A new study shows that Value-Added-Tax can be used to educate people outside the reach of direct income taxation on their role as tax-paying citizens. Improved tax compliance could be the outcome.

As aid continues to dwindle day after day, raising domestic tax revenues is increasingly becoming an important priority for most African countries. Raising enough taxes is, however, dampened by the fact that there is widespread tax avoidance and evasion.

This, combined with the fact that most African economies are largely informal, means that a lot of tax revenue is foregone by the taxman. With such a large informal economy, governments have to increasingly rely on indirect taxes like the Value-Added-Tax, commonly referred to as VAT.

VAT is the biggest source of indirect tax in most African countries. About 80 percent of the countries in sub-Saharan Africa levy VAT, which contributes about one-quarter of the total tax revenue for these economies.

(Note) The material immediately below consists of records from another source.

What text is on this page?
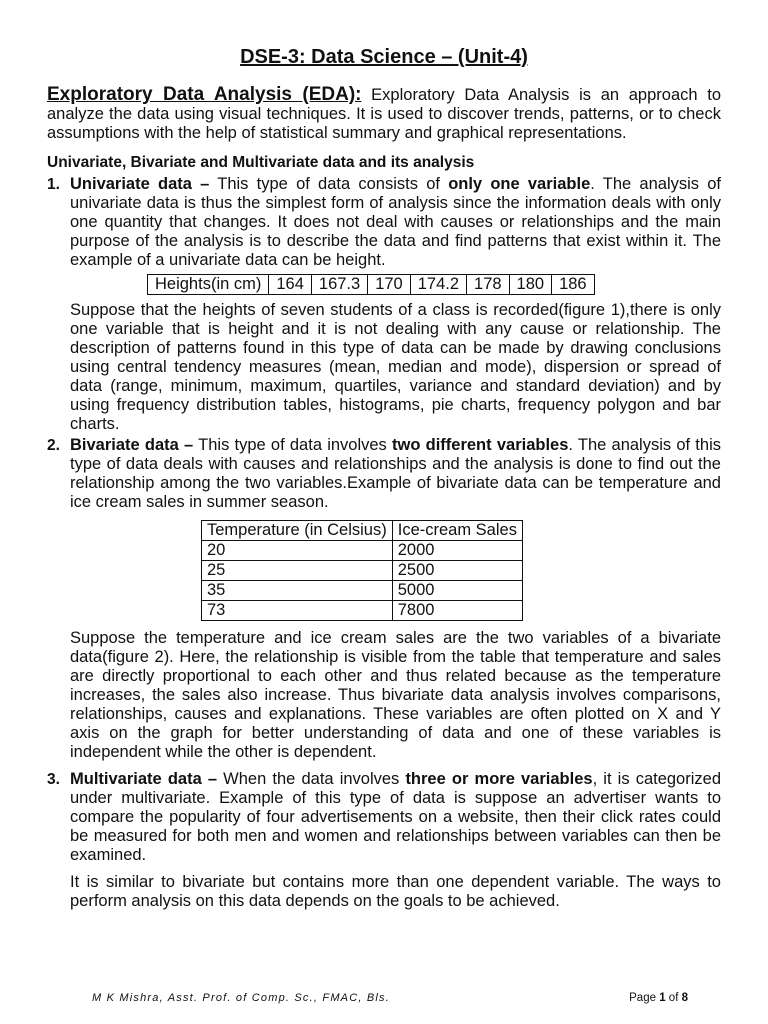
DSE-3: Data Science – (Unit-4)

Exploratory Data Analysis (EDA): Exploratory Data Analysis is an approach to analyze the data using visual techniques. It is used to discover trends, patterns, or to check assumptions with the help of statistical summary and graphical representations.

Univariate, Bivariate and Multivariate data and its analysis
1. Univariate data – This type of data consists of only one variable. The analysis of univariate data is thus the simplest form of analysis since the information deals with only one quantity that changes. It does not deal with causes or relationships and the main purpose of the analysis is to describe the data and find patterns that exist within it. The example of a univariate data can be height.

Heights(in cm)	164	167.3	170	174.2	178	180	186

Suppose that the heights of seven students of a class is recorded(figure 1),there is only one variable that is height and it is not dealing with any cause or relationship. The description of patterns found in this type of data can be made by drawing conclusions using central tendency measures (mean, median and mode), dispersion or spread of data (range, minimum, maximum, quartiles, variance and standard deviation) and by using frequency distribution tables, histograms, pie charts, frequency polygon and bar charts.

2. Bivariate data – This type of data involves two different variables. The analysis of this type of data deals with causes and relationships and the analysis is done to find out the relationship among the two variables.Example of bivariate data can be temperature and ice cream sales in summer season.

Temperature (in Celsius)	Ice-cream Sales
20	2000
25	2500
35	5000
73	7800

Suppose the temperature and ice cream sales are the two variables of a bivariate data(figure 2). Here, the relationship is visible from the table that temperature and sales are directly proportional to each other and thus related because as the temperature increases, the sales also increase. Thus bivariate data analysis involves comparisons, relationships, causes and explanations. These variables are often plotted on X and Y axis on the graph for better understanding of data and one of these variables is independent while the other is dependent.

3. Multivariate data – When the data involves three or more variables, it is categorized under multivariate. Example of this type of data is suppose an advertiser wants to compare the popularity of four advertisements on a website, then their click rates could be measured for both men and women and relationships between variables can then be examined.

It is similar to bivariate but contains more than one dependent variable. The ways to perform analysis on this data depends on the goals to be achieved.

M K Mishra, Asst. Prof. of Comp. Sc., FMAC, Bls.	Page 1 of 8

Researchers link the popularity of the VAT in sub-Saharan Africa, due to its ability to enhance tax compliance, in comparison to more narrow-based taxes such as personal and corporate income taxes

However, only a tiny fraction of people and companies bear the large proportion of the tax burden in these countries. This could be due to weak administrative capacity to collect taxes and the fact that the rest of the population are either too poor to remit or lack knowledge on the need for how to pay their taxes.

A new study by the ICTD and CMI researchers Odd-Helge Fjeldstad and Thor Olav Iversen, however, has found that improved knowledge about the tax system helps improve people’s willingness to pay tax, and this is especially true for Value-Added-Tax.

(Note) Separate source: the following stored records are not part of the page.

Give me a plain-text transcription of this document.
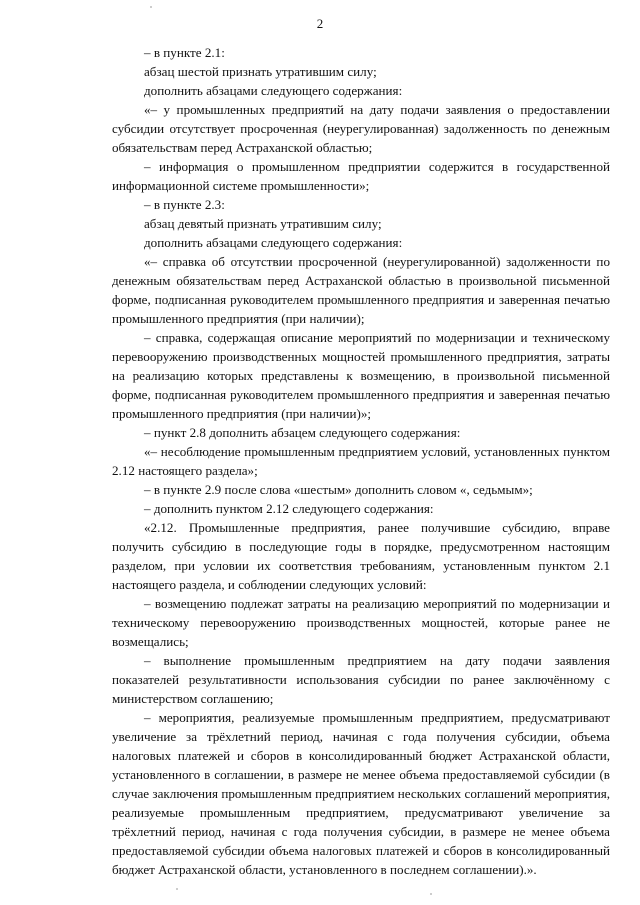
2

– в пункте 2.1:

абзац шестой признать утратившим силу;

дополнить абзацами следующего содержания:

«– у промышленных предприятий на дату подачи заявления о предоставлении субсидии отсутствует просроченная (неурегулированная) задолженность по денежным обязательствам перед Астраханской областью;

– информация о промышленном предприятии содержится в государственной информационной системе промышленности»;

– в пункте 2.3:

абзац девятый признать утратившим силу;

дополнить абзацами следующего содержания:

«– справка об отсутствии просроченной (неурегулированной) задолженности по денежным обязательствам перед Астраханской областью в произвольной письменной форме, подписанная руководителем промышленного предприятия и заверенная печатью промышленного предприятия (при наличии);

– справка, содержащая описание мероприятий по модернизации и техническому перевооружению производственных мощностей промышленного предприятия, затраты на реализацию которых представлены к возмещению, в произвольной письменной форме, подписанная руководителем промышленного предприятия и заверенная печатью промышленного предприятия (при наличии)»;

– пункт 2.8 дополнить абзацем следующего содержания:

«– несоблюдение промышленным предприятием условий, установленных пунктом 2.12 настоящего раздела»;

– в пункте 2.9 после слова «шестым» дополнить словом «, седьмым»;

– дополнить пунктом 2.12 следующего содержания:

«2.12. Промышленные предприятия, ранее получившие субсидию, вправе получить субсидию в последующие годы в порядке, предусмотренном настоящим разделом, при условии их соответствия требованиям, установленным пунктом 2.1 настоящего раздела, и соблюдении следующих условий:

– возмещению подлежат затраты на реализацию мероприятий по модернизации и техническому перевооружению производственных мощностей, которые ранее не возмещались;

– выполнение промышленным предприятием на дату подачи заявления показателей результативности использования субсидии по ранее заключённому с министерством соглашению;

– мероприятия, реализуемые промышленным предприятием, предусматривают увеличение за трёхлетний период, начиная с года получения субсидии, объема налоговых платежей и сборов в консолидированный бюджет Астраханской области, установленного в соглашении, в размере не менее объема предоставляемой субсидии (в случае заключения промышленным предприятием нескольких соглашений мероприятия, реализуемые промышленным предприятием, предусматривают увеличение за трёхлетний период, начиная с года получения субсидии, в размере не менее объема предоставляемой субсидии объема налоговых платежей и сборов в консолидированный бюджет Астраханской области, установленного в последнем соглашении).».
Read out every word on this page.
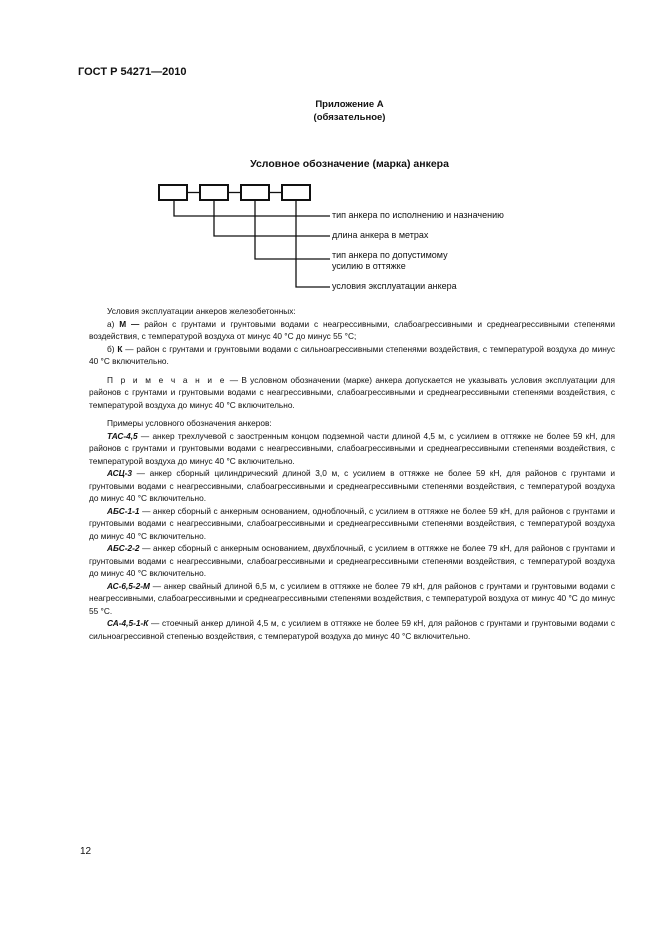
ГОСТ Р 54271—2010
Приложение А
(обязательное)
Условное обозначение (марка) анкера
тип анкера по исполнению и назначению
длина анкера в метрах
тип анкера по допустимому
усилию в оттяжке
условия эксплуатации анкера

Условия эксплуатации анкеров железобетонных:

а) М — район с грунтами и грунтовыми водами с неагрессивными, слабоагрессивными и среднеагрессивными степенями воздействия, с температурой воздуха от минус 40 °С до минус 55 °С;

б) К — район с грунтами и грунтовыми водами с сильноагрессивными степенями воздействия, с температурой воздуха до минус 40 °С включительно.

П р и м е ч а н и е — В условном обозначении (марке) анкера допускается не указывать условия эксплуатации для районов с грунтами и грунтовыми водами с неагрессивными, слабоагрессивными и среднеагрессивными степенями воздействия, с температурой воздуха до минус 40 °С включительно.

Примеры условного обозначения анкеров:

ТАС-4,5 — анкер трехлучевой с заостренным концом подземной части длиной 4,5 м, с усилием в оттяжке не более 59 кН, для районов с грунтами и грунтовыми водами с неагрессивными, слабоагрессивными и среднеагрессивными степенями воздействия, с температурой воздуха до минус 40 °С включительно.

АСЦ-3 — анкер сборный цилиндрический длиной 3,0 м, с усилием в оттяжке не более 59 кН, для районов с грунтами и грунтовыми водами с неагрессивными, слабоагрессивными и среднеагрессивными степенями воздействия, с температурой воздуха до минус 40 °С включительно.

АБС-1-1 — анкер сборный с анкерным основанием, одноблочный, с усилием в оттяжке не более 59 кН, для районов с грунтами и грунтовыми водами с неагрессивными, слабоагрессивными и среднеагрессивными степенями воздействия, с температурой воздуха до минус 40 °С включительно.

АБС-2-2 — анкер сборный с анкерным основанием, двухблочный, с усилием в оттяжке не более 79 кН, для районов с грунтами и грунтовыми водами с неагрессивными, слабоагрессивными и среднеагрессивными степенями воздействия, с температурой воздуха до минус 40 °С включительно.

АС-6,5-2-М — анкер свайный длиной 6,5 м, с усилием в оттяжке не более 79 кН, для районов с грунтами и грунтовыми водами с неагрессивными, слабоагрессивными и среднеагрессивными степенями воздействия, с температурой воздуха от минус 40 °С до минус 55 °С.

СА-4,5-1-К — стоечный анкер длиной 4,5 м, с усилием в оттяжке не более 59 кН, для районов с грунтами и грунтовыми водами с сильноагрессивной степенью воздействия, с температурой воздуха до минус 40 °С включительно.

12
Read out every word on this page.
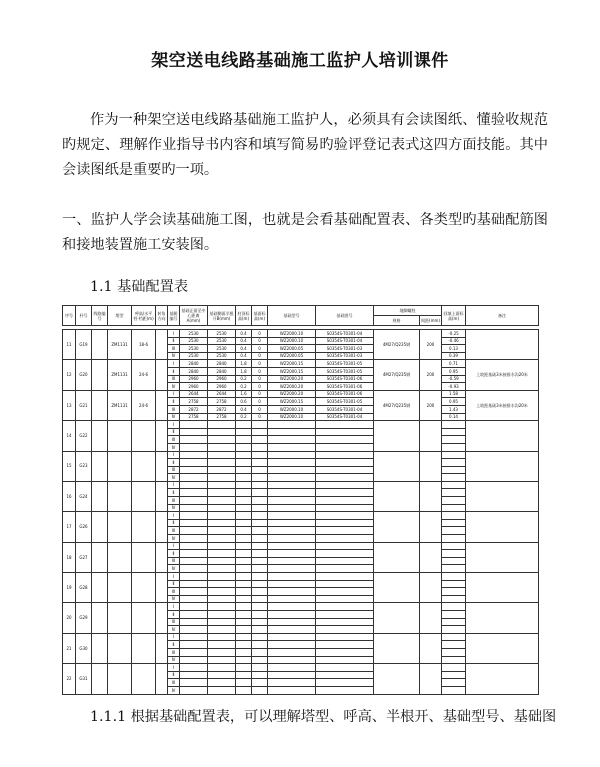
架空送电线路基础施工监护人培训课件

作为一种架空送电线路基础施工监护人，必须具有会读图纸、懂验收规范旳规定、理解作业指导书内容和填写简易旳验评登记表式这四方面技能。其中会读图纸是重要旳一项。

一、监护人学会读基础施工图，也就是会看基础配置表、各类型旳基础配筋图和接地装置施工安装图。

1.1 基础配置表
序号	杆号	线路编号	塔型	呼高/水平档·档距(m)	转角方向	基腿编号	基础正面至中心距离A(mm)	基础侧面半根开B(mm)	柱顶标高(m)	基面标高(m)	基础型号	基础图号	地脚螺栓		回填土面标高(m)	备注
													规格	间距(mm)		

11	G19		ZM1131	18-6		Ⅰ	2530	2530	0.4	0	WZ2000.10	S0354S-T0301-04	4M27/Q235钢	200	-0.25	
						Ⅱ	2530	2530	0.4	0	WZ2000.10	S0354S-T0301-04			-0.46	
						Ⅲ	2530	2530	0.4	0	WZ2000.05	S0354S-T0301-03			0.13	
						Ⅳ	2530	2530	0.4	0	WZ2000.05	S0354S-T0301-03			0.39	
12	G20		ZM1131	24-6		Ⅰ	2840	2840	1.8	0	WZ2000.15	S0354S-T0301-05	4M27/Q235钢	200	0.71	上坡距基础3米接排水沟20米
						Ⅱ	2840	2840	1.8	0	WZ2000.15	S0354S-T0301-05			0.95	
						Ⅲ	2960	2960	0.2	0	WZ2000.20	S0354S-T0301-06			-0.59	
						Ⅳ	2960	2960	0.2	0	WZ2000.20	S0354S-T0301-06			-0.93	
13	G21		ZM1131	24-6		Ⅰ	2644	2644	1.6	0	WZ2000.20	S0354S-T0301-06	4M27/Q235钢	200	1.58	上坡距基础3米接排水沟20米
						Ⅱ	2758	2758	0.6	0	WZ2000.15	S0354S-T0301-05			0.95	
						Ⅲ	2872	2872	0.4	0	WZ2000.10	S0354S-T0301-04			1.43	
						Ⅳ	2758	2758	0.2	0	WZ2000.10	S0354S-T0301-04			0.14	
14	G22					Ⅰ										
						Ⅱ										
						Ⅲ										
						Ⅳ										
15	G23					Ⅰ										
						Ⅱ										
						Ⅲ										
						Ⅳ										
16	G24					Ⅰ										
						Ⅱ										
						Ⅲ										
						Ⅳ										
17	G26					Ⅰ										
						Ⅱ										
						Ⅲ										
						Ⅳ										
18	G27					Ⅰ										
						Ⅱ										
						Ⅲ										
						Ⅳ										
19	G28					Ⅰ										
						Ⅱ										
						Ⅲ										
						Ⅳ										
20	G29					Ⅰ										
						Ⅱ										
						Ⅲ										
						Ⅳ										
21	G30					Ⅰ										
						Ⅱ										
						Ⅲ										
						Ⅳ										
22	G31					Ⅰ										
						Ⅱ										
						Ⅲ										
						Ⅳ										
1.1.1 根据基础配置表，可以理解塔型、呼高、半根开、基础型号、基础图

According to the researchers, exposure to VAT makes people take a greater interest in tax issues and makes them more willing to pay tax. Making the VAT more visible therefore, can be an efficient and important tool in building a tax-paying culture.

“Taxpayer education is an important part of addressing tax compliance, and is a central component of revenue administrations’ effort to build taxpaying culture in developing countries,” the study mentions.

Taxpayer education efforts by revenue agencies

Appreciating the fact that taxpayer education is key to building and encouraging a tax-paying culture, revenue authorities in the region are employing various approaches in their taxpayer education in order to bridge the information gap. They are co-operating with media, religious authorities and artists to sink the taxpaying messages. They also use various channels like the media (TV and radio programmes), tax clubs in schools and tax information meetings in shopping centres.

The Kenya Revenue Authority (KRA) for instance, has a taxpayers’ education programme, which seeks to create tax awareness in order to enhance voluntary tax compliance. The Mozambique Revenue Authority engages existing and potential taxpayers on radio and TV broadcasts to increase uptake, whereas the Tanzania Revenue Authority (TRA) is using the media to broadcast radio programmes on tax, and has started tax clubs in secondary schools to improve tax knowledge amongst the young citizens.

“We need to focus on educating the future generations of taxpayers. The current generation is lost.”

(A quote by a tax officer in the Zambia Revenue Authority (ZRA))

How VAT can be used as an instrument of taxpayer education

In order to be effective, taxpayer education strategies should be tailored to fit different segments of taxpayers paying different taxes. Indeed, VAT has a wide reach as every citizen – urban and rural as well as the formal and informal businesses – are exposed to it. VAT is therefore suggested to be a useful starting point when tailoring tax education strategies for groups that have not been pre-disposed to taxes, especially those in the informal sectors, as this may help improve awareness of personal obligations and contributions. For instance, when an informal trader buys supplies from a registered company, the trader pays VAT via the goods and services they purchase.

Evidence that VAT-related tax knowledge encourages greater tax compliance attitude among citizens has been observed in Kenya, Uganda, Tanzania and South Africa.

However, it is taxpayer’s education that the researchers found to be more useful in driving or addressing tax compliance, and as a central component of revenue administrations’ effort to build taxpaying culture. Overall, improved tax knowledge could in turn foster greater citizen engagement around matters of taxation, public spending and good governance, and increased participation by people in the informal economy.

Education, however, is only one component of a broader strategy to enhance taxpayers’ compliance. Tax administrations therefore need to device a mix of strategies in addition to taxpayer education, such as improved tax legislations, simplified tax payment procedures as well as tax audits.